Wszystkie metody mogą się sprawdzić, a tematu nie było więc może jeszcze komuś się przyda ;)

Re: Jak odkręcić w nemesis....

Post:17 lis 2014, 22:46
autor: lechac
ja zastosowałem metodę taką jak poleca kol. tianski i się udało :)

Re: Jak odkręcić w nemesis....

Post:18 lis 2014, 15:14
autor: Przepalone Płuco
Udało się za pomocą imadła i nożyczek bo torx jak by nieco za luźny, ale nadal uważam że motyw z torxem najlepszy. Pozdrawiam.

Re: Jak odkręcić w nemesis....

Post:18 lis 2014, 18:34
autor: Tianski
Przepalone Płuco pisze:Udało się za pomocą imadła i nożyczek bo torx jak by nieco za luźny, ale nadal uważam że motyw z torxem najlepszy. Pozdrawiam.
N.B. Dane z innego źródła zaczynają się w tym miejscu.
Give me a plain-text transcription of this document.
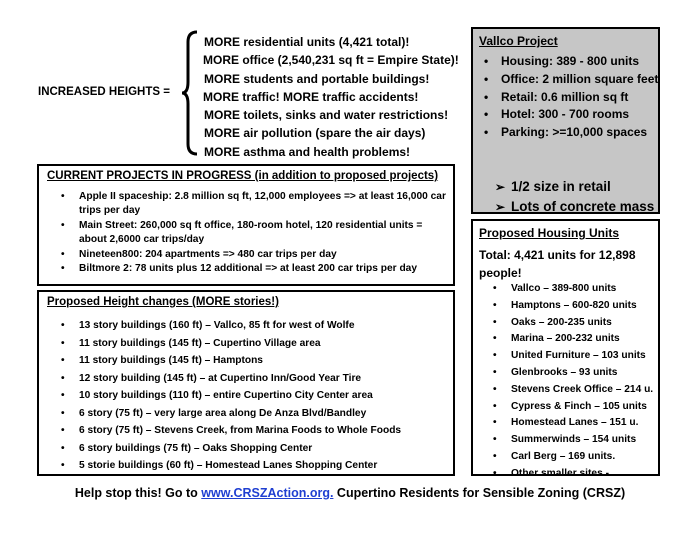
INCREASED HEIGHTS =
MORE residential units (4,421 total)!
MORE office (2,540,231 sq ft = Empire State)!
MORE students and portable buildings!
MORE traffic! MORE traffic accidents!
MORE toilets, sinks and water restrictions!
MORE air pollution (spare the air days)
MORE asthma and health problems!
Vallco Project
• Housing: 389 - 800 units
• Office: 2 million square feet
• Retail: 0.6 million sq ft
• Hotel: 300 - 700 rooms
• Parking: >=10,000 spaces
➢ 1/2 size in retail
➢ Lots of concrete mass
CURRENT PROJECTS IN PROGRESS (in addition to proposed projects)
• Apple II spaceship: 2.8 million sq ft, 12,000 employees => at least 16,000 car trips per day
• Main Street: 260,000 sq ft office, 180-room hotel, 120 residential units = about 2,6000 car trips/day
• Nineteen800: 204 apartments => 480 car trips per day
• Biltmore 2: 78 units plus 12 additional => at least 200 car trips per day
Proposed Height changes (MORE stories!)
• 13 story buildings (160 ft) – Vallco, 85 ft for west of Wolfe
• 11 story buildings (145 ft) – Cupertino Village area
• 11 story buildings (145 ft) – Hamptons
• 12 story building (145 ft) – at Cupertino Inn/Good Year Tire
• 10 story buildings (110 ft) – entire Cupertino City Center area
• 6 story (75 ft) – very large area along De Anza Blvd/Bandley
• 6 story (75 ft) – Stevens Creek, from Marina Foods to Whole Foods
• 6 story buildings (75 ft) – Oaks Shopping Center
• 5 storie buildings (60 ft) – Homestead Lanes Shopping Center
Proposed Housing Units
Total: 4,421 units for 12,898 people!
• Vallco – 389-800 units
• Hamptons – 600-820 units
• Oaks – 200-235 units
• Marina – 200-232 units
• United Furniture – 103 units
• Glenbrooks – 93 units
• Stevens Creek Office – 214 u.
• Cypress & Finch – 105 units
• Homestead Lanes – 151 u.
• Summerwinds – 154 units
• Carl Berg – 169 units.
• Other smaller sites -
Help stop this! Go to www.CRSZAction.org. Cupertino Residents for Sensible Zoning (CRSZ)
Nie zrobił się podwójny gwint na przycisku?
Sposób na "jebni*cie" pomaga też na blokady przycisku, jeśli zablokowane zasilanie upadło na podłoże, nieraz zdarza się, że poza przyciskiem przekrzywi się pierścień.

Re: Jak odkręcić w nemesis....

Post:18 lis 2014, 19:07
autor: Przepalone Płuco
Zrobił się lekko łysy, i każde wykrecenie = kilkukrotne próby wkręcenia prosto, ale nie odkręca się go przecież trzy razy dziennie i fakt na pierścień je*nięcie najlepiej w kant drewnianego stolika najlepiej działa.